Stockholm et Helsinki dans l'Otan? Ankara prend son temps

La Finlande et la Suède n’adhèreront pas de sitôt à l’Otan. Pour cause, la demande d’Ankara de reporter les négociations à une date indéterminée, a appris Sputnik d’une source diplomatique turque.
Sputnik
La Turquie a demandé de reporter, à une date ultérieure pour l’instant inconnue, les discussions entre la Suède, la Finlande et elle-même sur l’entrée des deux pays scandinaves dans l’Otan.

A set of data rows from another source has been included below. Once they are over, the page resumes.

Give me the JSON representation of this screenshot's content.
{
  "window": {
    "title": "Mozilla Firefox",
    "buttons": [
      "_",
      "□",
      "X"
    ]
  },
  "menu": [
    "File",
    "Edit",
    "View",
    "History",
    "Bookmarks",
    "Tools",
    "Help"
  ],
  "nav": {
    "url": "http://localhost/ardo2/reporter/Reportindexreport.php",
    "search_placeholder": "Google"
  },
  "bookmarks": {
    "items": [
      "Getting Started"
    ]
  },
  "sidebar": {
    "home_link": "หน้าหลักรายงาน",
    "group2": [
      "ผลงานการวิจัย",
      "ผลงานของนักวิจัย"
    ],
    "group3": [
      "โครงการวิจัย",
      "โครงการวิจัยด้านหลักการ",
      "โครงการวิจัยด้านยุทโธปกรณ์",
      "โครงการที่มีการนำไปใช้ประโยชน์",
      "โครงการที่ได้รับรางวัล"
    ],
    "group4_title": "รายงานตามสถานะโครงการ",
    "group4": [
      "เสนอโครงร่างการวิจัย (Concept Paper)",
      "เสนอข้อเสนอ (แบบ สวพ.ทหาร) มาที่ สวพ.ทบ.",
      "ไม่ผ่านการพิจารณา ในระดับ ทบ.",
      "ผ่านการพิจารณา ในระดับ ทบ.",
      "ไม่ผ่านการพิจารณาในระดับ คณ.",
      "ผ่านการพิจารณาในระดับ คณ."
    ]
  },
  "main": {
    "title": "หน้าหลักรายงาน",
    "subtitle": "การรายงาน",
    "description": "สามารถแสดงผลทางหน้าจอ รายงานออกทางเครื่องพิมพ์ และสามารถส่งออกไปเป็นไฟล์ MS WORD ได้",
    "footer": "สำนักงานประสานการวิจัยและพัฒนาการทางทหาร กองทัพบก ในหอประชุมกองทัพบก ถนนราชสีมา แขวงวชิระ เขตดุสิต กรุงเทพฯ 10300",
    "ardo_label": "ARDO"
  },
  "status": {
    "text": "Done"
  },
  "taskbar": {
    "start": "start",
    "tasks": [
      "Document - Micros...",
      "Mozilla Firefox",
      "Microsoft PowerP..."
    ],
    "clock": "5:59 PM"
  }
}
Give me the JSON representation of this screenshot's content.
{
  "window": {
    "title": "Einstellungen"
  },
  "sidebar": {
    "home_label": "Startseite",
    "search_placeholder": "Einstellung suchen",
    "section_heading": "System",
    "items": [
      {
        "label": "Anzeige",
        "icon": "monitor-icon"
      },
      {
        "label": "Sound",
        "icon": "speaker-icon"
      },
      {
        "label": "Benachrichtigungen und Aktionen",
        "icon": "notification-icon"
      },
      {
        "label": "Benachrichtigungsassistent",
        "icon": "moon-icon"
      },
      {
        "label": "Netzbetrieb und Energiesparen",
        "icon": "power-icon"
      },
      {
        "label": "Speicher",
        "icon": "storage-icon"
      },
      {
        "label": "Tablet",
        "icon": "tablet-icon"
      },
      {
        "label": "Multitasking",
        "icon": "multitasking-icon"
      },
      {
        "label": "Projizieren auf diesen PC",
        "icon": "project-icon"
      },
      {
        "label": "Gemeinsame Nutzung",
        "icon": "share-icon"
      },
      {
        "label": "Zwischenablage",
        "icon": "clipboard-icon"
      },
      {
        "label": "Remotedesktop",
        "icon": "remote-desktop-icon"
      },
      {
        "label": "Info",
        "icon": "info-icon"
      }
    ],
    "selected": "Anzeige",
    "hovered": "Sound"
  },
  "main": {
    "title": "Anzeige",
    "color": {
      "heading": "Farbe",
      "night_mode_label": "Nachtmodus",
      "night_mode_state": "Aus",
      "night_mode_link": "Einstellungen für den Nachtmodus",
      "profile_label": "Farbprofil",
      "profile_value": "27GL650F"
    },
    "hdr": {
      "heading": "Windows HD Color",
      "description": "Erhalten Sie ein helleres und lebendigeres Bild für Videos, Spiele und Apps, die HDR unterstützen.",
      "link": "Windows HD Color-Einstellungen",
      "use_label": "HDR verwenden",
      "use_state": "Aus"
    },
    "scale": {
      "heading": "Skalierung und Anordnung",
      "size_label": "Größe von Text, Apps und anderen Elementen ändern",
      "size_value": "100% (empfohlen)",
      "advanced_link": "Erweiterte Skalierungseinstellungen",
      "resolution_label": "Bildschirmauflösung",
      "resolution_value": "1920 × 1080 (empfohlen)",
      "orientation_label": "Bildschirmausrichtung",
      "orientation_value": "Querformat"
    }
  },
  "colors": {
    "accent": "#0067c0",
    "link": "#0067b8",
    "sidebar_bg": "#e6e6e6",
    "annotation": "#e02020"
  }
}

Une information donnée à Sputnik par une source diplomatique turque.
"À notre demande, le mécanisme tripartite entre la Turquie, la Suède et la Finlande a été annulé pour une durée indéterminée", a indiqué la source.
Selon elle, cette rencontre était initialement prévue pour février.
Le dirigeant turc a prévenu le 23 janvier que Stockholm ne devrait plus compter sur le soutien d'Ankara pour son adhésion à l'Otan.

Un acte islamophobe à la base de ce report?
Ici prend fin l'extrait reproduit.